Key words: air-sea interaction, hurricanes, ocean CO2, clouds, sea ice
- Short introduction: motivations and targets; practical arrangements (Vito Vitale)
- Research ship: a multi-disciplinary platform to close a gap (Vito Vitale)
An introduction to the scientific needs for atmospheric measurements over the sea (without going into any details of any topic specifically), also in connection with satellite observations; relevance for polar regions; general consideration on challenges for these measurements, needs for new technologies and also adaptation of methodologies (with a couple of examples).
- Challenges in the observation of radiation fluxes over land and ocean (15 + 5 min Christian Lanconelli EC-JRC + Laura Riihimaki NOAA)
Radiation budget is a fundamental input for many marine processes. The presentation will focus on the needs to harmonise the approach of land and maritime communities in the determination of the shortwave and longwave radiative balance at the Earth surface, from instrument calibration, data acquisition and analysis practices. It will then focus on the different observing methods in use on land and at sea, and discuss the challenges faced in making the observations, in particular over titling platforms, and the possible way forwards in a land and maritime communities’ active cooperation scenario.
- ASIMET – a modular system for surface meteorological observations (Robert Weller)

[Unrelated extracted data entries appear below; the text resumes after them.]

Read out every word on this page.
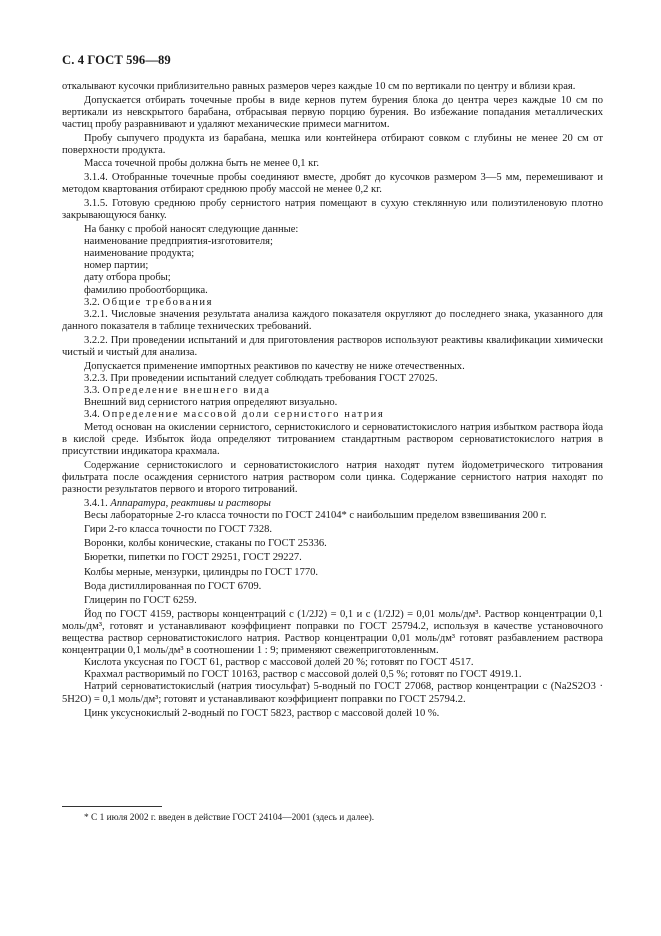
С. 4 ГОСТ 596—89

откалывают кусочки приблизительно равных размеров через каждые 10 см по вертикали по центру и вблизи края.

Допускается отбирать точечные пробы в виде кернов путем бурения блока до центра через каждые 10 см по вертикали из невскрытого барабана, отбрасывая первую порцию бурения. Во избежание попадания металлических частиц пробу разравнивают и удаляют механические примеси магнитом.

Пробу сыпучего продукта из барабана, мешка или контейнера отбирают совком с глубины не менее 20 см от поверхности продукта.

Масса точечной пробы должна быть не менее 0,1 кг.

3.1.4. Отобранные точечные пробы соединяют вместе, дробят до кусочков размером 3—5 мм, перемешивают и методом квартования отбирают среднюю пробу массой не менее 0,2 кг.

3.1.5. Готовую среднюю пробу сернистого натрия помещают в сухую стеклянную или полиэтиленовую плотно закрывающуюся банку.

На банку с пробой наносят следующие данные:

наименование предприятия-изготовителя;

наименование продукта;

номер партии;

дату отбора пробы;

фамилию пробоотборщика.

3.2. Общие требования

3.2.1. Числовые значения результата анализа каждого показателя округляют до последнего знака, указанного для данного показателя в таблице технических требований.

3.2.2. При проведении испытаний и для приготовления растворов используют реактивы квалификации химически чистый и чистый для анализа.

Допускается применение импортных реактивов по качеству не ниже отечественных.

3.2.3. При проведении испытаний следует соблюдать требования ГОСТ 27025.

3.3. Определение внешнего вида

Внешний вид сернистого натрия определяют визуально.

3.4. Определение массовой доли сернистого натрия

Метод основан на окислении сернистого, сернистокислого и серноватистокислого натрия избытком раствора йода в кислой среде. Избыток йода определяют титрованием стандартным раствором серноватистокислого натрия в присутствии индикатора крахмала.

Содержание сернистокислого и серноватистокислого натрия находят путем йодометрического титрования фильтрата после осаждения сернистого натрия раствором соли цинка. Содержание сернистого натрия находят по разности результатов первого и второго титрований.

3.4.1. Аппаратура, реактивы и растворы

Весы лабораторные 2-го класса точности по ГОСТ 24104* с наибольшим пределом взвешивания 200 г.

Гири 2-го класса точности по ГОСТ 7328.

Воронки, колбы конические, стаканы по ГОСТ 25336.

Бюретки, пипетки по ГОСТ 29251, ГОСТ 29227.

Колбы мерные, мензурки, цилиндры по ГОСТ 1770.

Вода дистиллированная по ГОСТ 6709.

Глицерин по ГОСТ 6259.

Йод по ГОСТ 4159, растворы концентраций c (1/2J2) = 0,1 и c (1/2J2) = 0,01 моль/дм³. Раствор концентрации 0,1 моль/дм³, готовят и устанавливают коэффициент поправки по ГОСТ 25794.2, используя в качестве установочного вещества раствор серноватистокислого натрия. Раствор концентрации 0,01 моль/дм³ готовят разбавлением раствора концентрации 0,1 моль/дм³ в соотношении 1 : 9; применяют свежеприготовленным.

Кислота уксусная по ГОСТ 61, раствор с массовой долей 20 %; готовят по ГОСТ 4517.

Крахмал растворимый по ГОСТ 10163, раствор с массовой долей 0,5 %; готовят по ГОСТ 4919.1.

Натрий серноватистокислый (натрия тиосульфат) 5-водный по ГОСТ 27068, раствор концентрации c (Na2S2O3 · 5H2O) = 0,1 моль/дм³; готовят и устанавливают коэффициент поправки по ГОСТ 25794.2.

Цинк уксуснокислый 2-водный по ГОСТ 5823, раствор с массовой долей 10 %.

* С 1 июля 2002 г. введен в действие ГОСТ 24104—2001 (здесь и далее).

- To answer the need for high quality meteorological observations from buoys, research ships, and volunteer observing ships, a modular instrument system was developed. Each module can carry its own battery and can log data internally, as well as can be linked by RS-485 to central power and a data logger. Each module stores its own serial number and calibration information and stores and provides averaged values in engineering units as well as raw data. These ASIMET systems have been run for up to close to two years on buoys, are in service on some research vessels, and can be configured for volunteer observing ships. Best practices developed for deployments provide a foundation for ensuring data quality.

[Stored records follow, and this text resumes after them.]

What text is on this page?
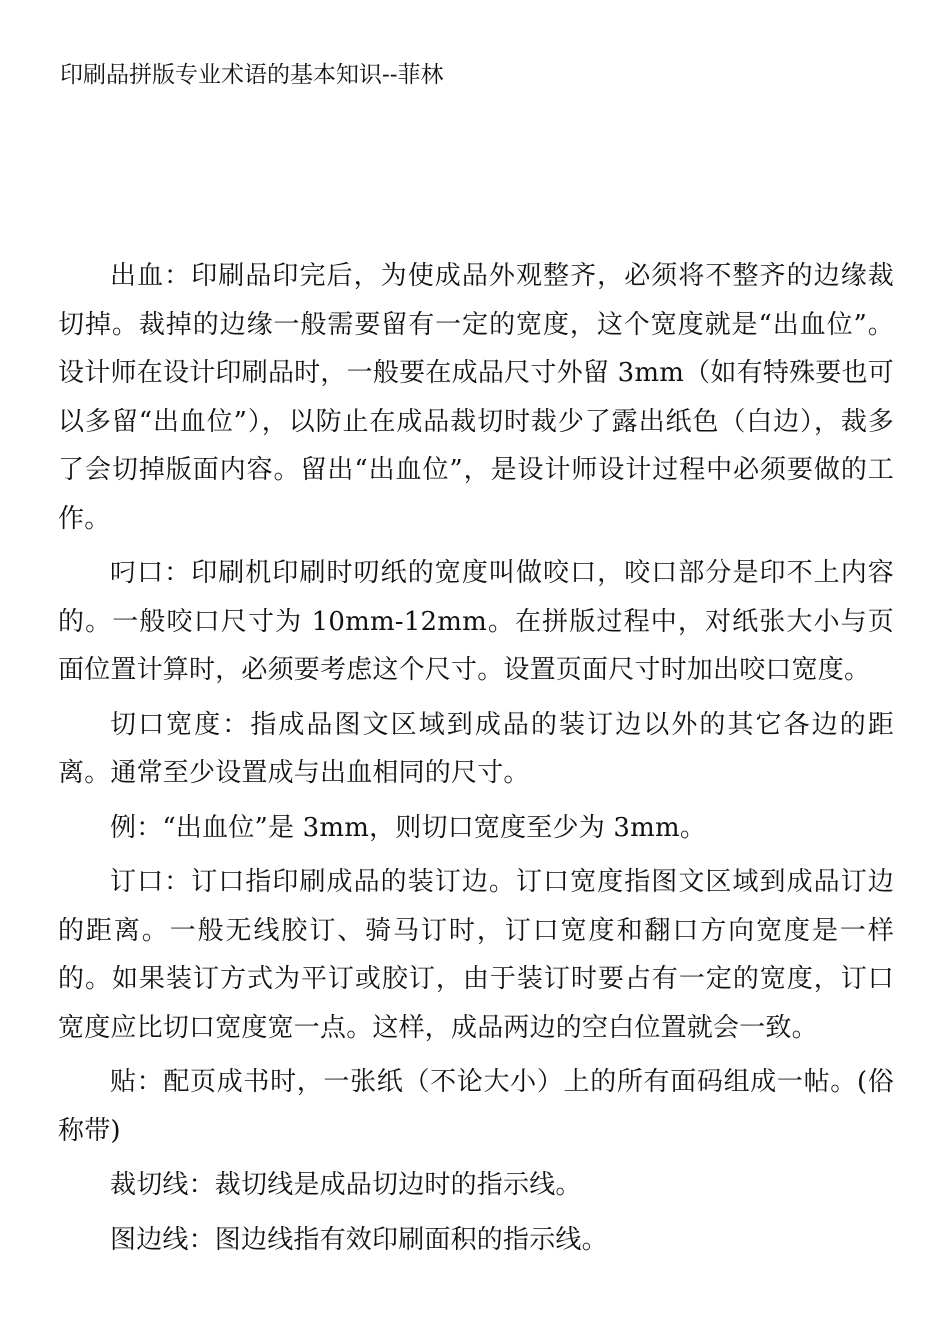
印刷品拼版专业术语的基本知识--菲林

出血：印刷品印完后，为使成品外观整齐，必须将不整齐的边缘裁切掉。裁掉的边缘一般需要留有一定的宽度，这个宽度就是“出血位”。设计师在设计印刷品时，一般要在成品尺寸外留 3mm（如有特殊要也可以多留“出血位”），以防止在成品裁切时裁少了露出纸色（白边），裁多了会切掉版面内容。留出“出血位”，是设计师设计过程中必须要做的工作。

叼口：印刷机印刷时叨纸的宽度叫做咬口，咬口部分是印不上内容的。一般咬口尺寸为 10mm-12mm。在拼版过程中，对纸张大小与页面位置计算时，必须要考虑这个尺寸。设置页面尺寸时加出咬口宽度。

切口宽度：指成品图文区域到成品的装订边以外的其它各边的距离。通常至少设置成与出血相同的尺寸。

例：“出血位”是 3mm，则切口宽度至少为 3mm。

订口：订口指印刷成品的装订边。订口宽度指图文区域到成品订边的距离。一般无线胶订、骑马订时，订口宽度和翻口方向宽度是一样的。如果装订方式为平订或胶订，由于装订时要占有一定的宽度，订口宽度应比切口宽度宽一点。这样，成品两边的空白位置就会一致。

贴：配页成书时，一张纸（不论大小）上的所有面码组成一帖。(俗称带)

裁切线：裁切线是成品切边时的指示线。

图边线：图边线指有效印刷面积的指示线。
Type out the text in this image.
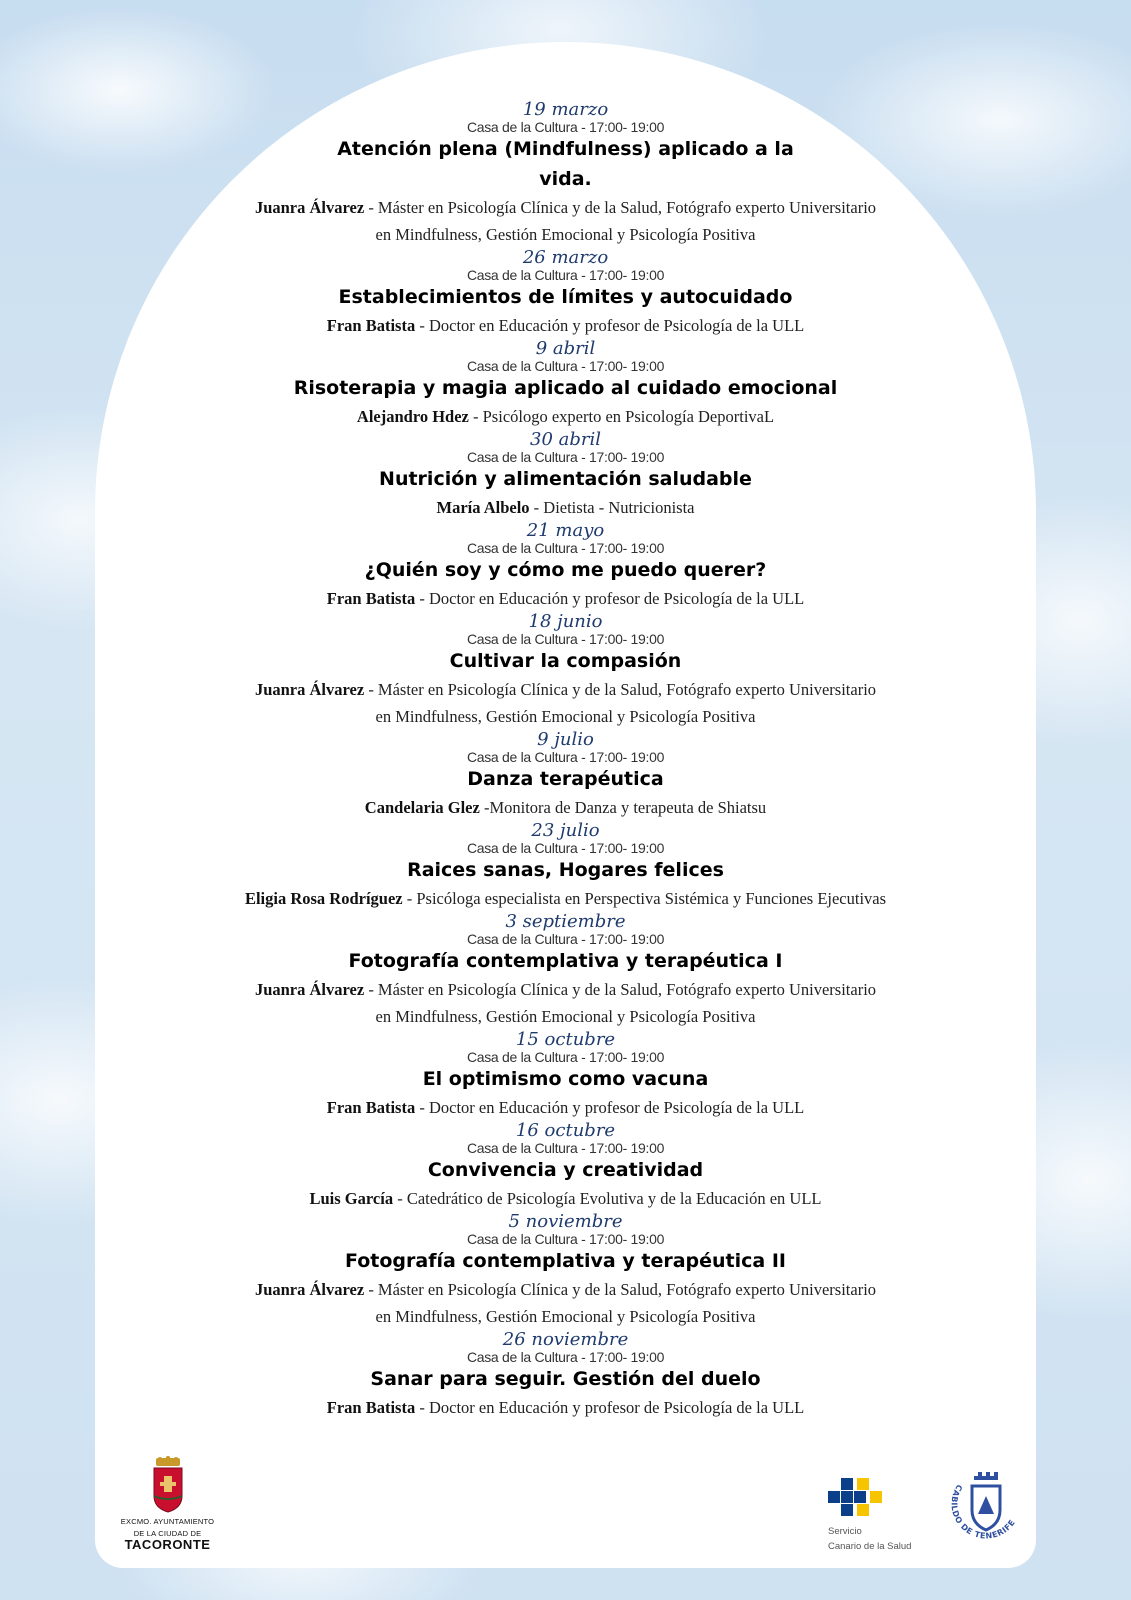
19 marzo
Casa de la Cultura - 17:00- 19:00
Atención plena (Mindfulness) aplicado a la vida.
Juanra Álvarez - Máster en Psicología Clínica y de la Salud, Fotógrafo experto Universitario
en Mindfulness, Gestión Emocional y Psicología Positiva
26 marzo
Casa de la Cultura - 17:00- 19:00
Establecimientos de límites y autocuidado
Fran Batista - Doctor en Educación y profesor de Psicología de la ULL
9 abril
Casa de la Cultura - 17:00- 19:00
Risoterapia y magia aplicado al cuidado emocional
Alejandro Hdez - Psicólogo experto en Psicología DeportivaL
30 abril
Casa de la Cultura - 17:00- 19:00
Nutrición y alimentación saludable
María Albelo - Dietista - Nutricionista
21 mayo
Casa de la Cultura - 17:00- 19:00
¿Quién soy y cómo me puedo querer?
Fran Batista - Doctor en Educación y profesor de Psicología de la ULL
18 junio
Casa de la Cultura - 17:00- 19:00
Cultivar la compasión
Juanra Álvarez - Máster en Psicología Clínica y de la Salud, Fotógrafo experto Universitario
en Mindfulness, Gestión Emocional y Psicología Positiva
9 julio
Casa de la Cultura - 17:00- 19:00
Danza terapéutica
Candelaria Glez -Monitora de Danza y terapeuta de Shiatsu
23 julio
Casa de la Cultura - 17:00- 19:00
Raices sanas, Hogares felices
Eligia Rosa Rodríguez - Psicóloga especialista en Perspectiva Sistémica y Funciones Ejecutivas
3 septiembre
Casa de la Cultura - 17:00- 19:00
Fotografía contemplativa y terapéutica I
Juanra Álvarez - Máster en Psicología Clínica y de la Salud, Fotógrafo experto Universitario
en Mindfulness, Gestión Emocional y Psicología Positiva
15 octubre
Casa de la Cultura - 17:00- 19:00
El optimismo como vacuna
Fran Batista - Doctor en Educación y profesor de Psicología de la ULL
16 octubre
Casa de la Cultura - 17:00- 19:00
Convivencia y creatividad
Luis García - Catedrático de Psicología Evolutiva y de la Educación en ULL
5 noviembre
Casa de la Cultura - 17:00- 19:00
Fotografía contemplativa y terapéutica II
Juanra Álvarez - Máster en Psicología Clínica y de la Salud, Fotógrafo experto Universitario
en Mindfulness, Gestión Emocional y Psicología Positiva
26 noviembre
Casa de la Cultura - 17:00- 19:00
Sanar para seguir. Gestión del duelo
Fran Batista - Doctor en Educación y profesor de Psicología de la ULL
EXCMO. AYUNTAMIENTO
DE LA CIUDAD DE
TACORONTE
Servicio
Canario de la Salud
CABILDO DE TENERIFE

- Observe the marine boundary layer (Chris Fairall)
Climate-quality near-surface meteorological variables for computation of air sea fluxes and boundary layer information such as profiles of temperature, humidity, wind and cloud information, are two topics of interest in this talk. Air-sea fluxes of sensible heat, latent heat, and momentum may be measured directly or estimated via bulk formulae. Boundary-layer profiling systems are expensive and some may not be sufficiently automated for practical use even on research vessels.

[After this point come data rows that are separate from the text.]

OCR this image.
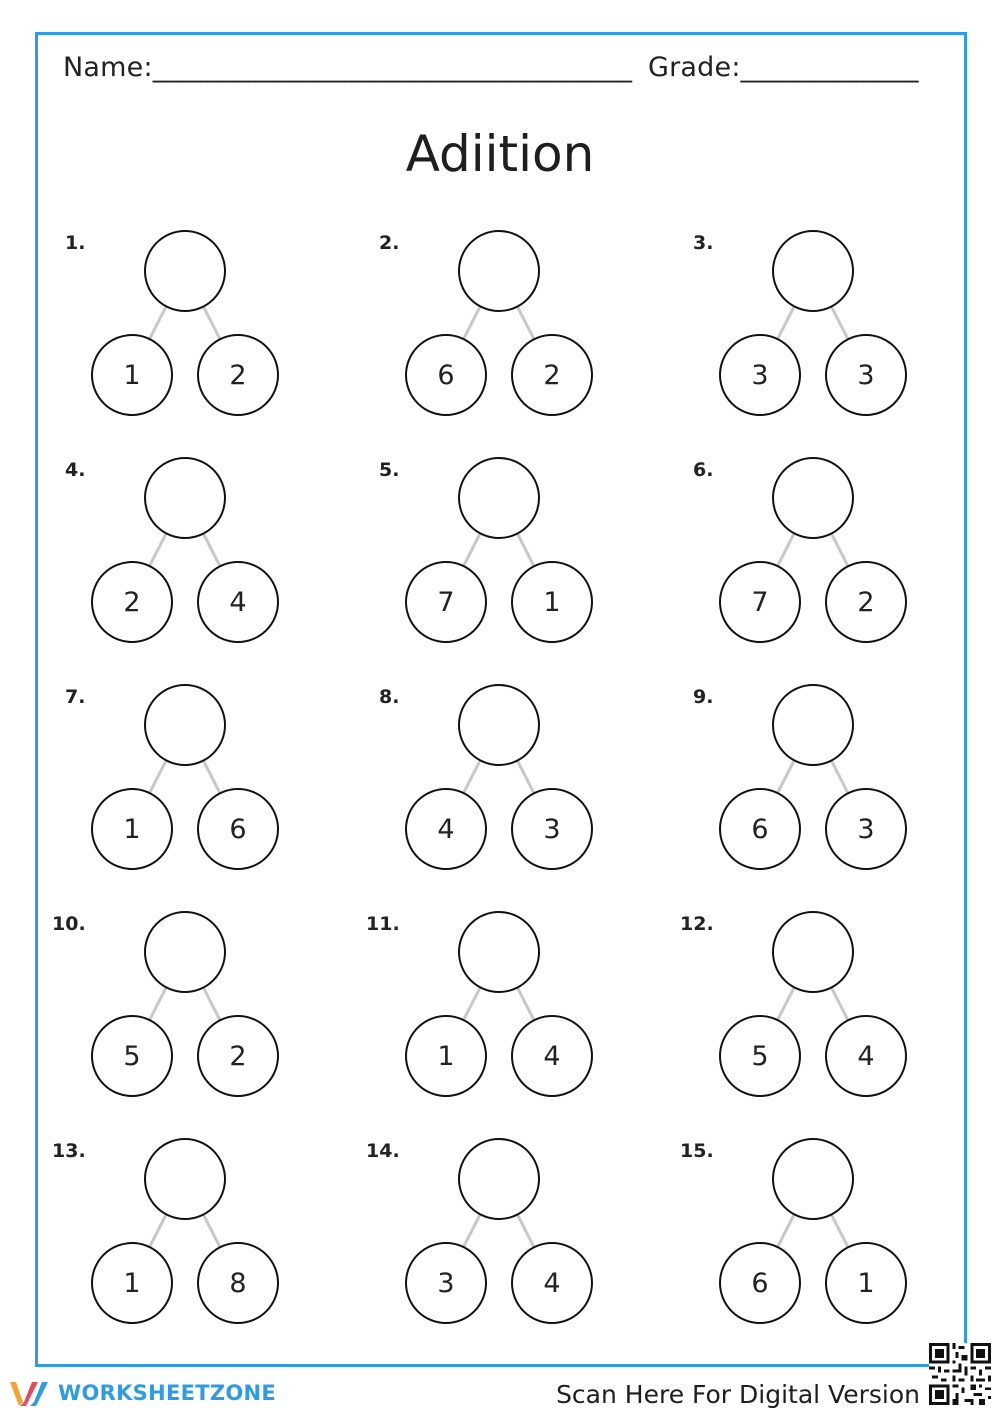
Name:___________________________________ Grade:_____________
Adiition
1.
1	2
2.
6	2
3.
3	3
4.
2	4
5.
7	1
6.
7	2
7.
1	6
8.
4	3
9.
6	3
10.
5	2
11.
1	4
12.
5	4
13.
1	8
14.
3	4
15.
6	1
WORKSHEETZONE	Scan Here For Digital Version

- Aerosols observations at surface and in the atmospheric column (Aki Virkkula)
In-situ measurements onboard ships can be used for studying processes such as new particle formation and growth in the MBL and transport of aerosols from various source regions. Column measurements such as AOD measured with sun photometers or layer structures with LIDARs provide information to be combined with data from satellites. All of these should be combined with transport modeling. Problems exist: contamination from the ship.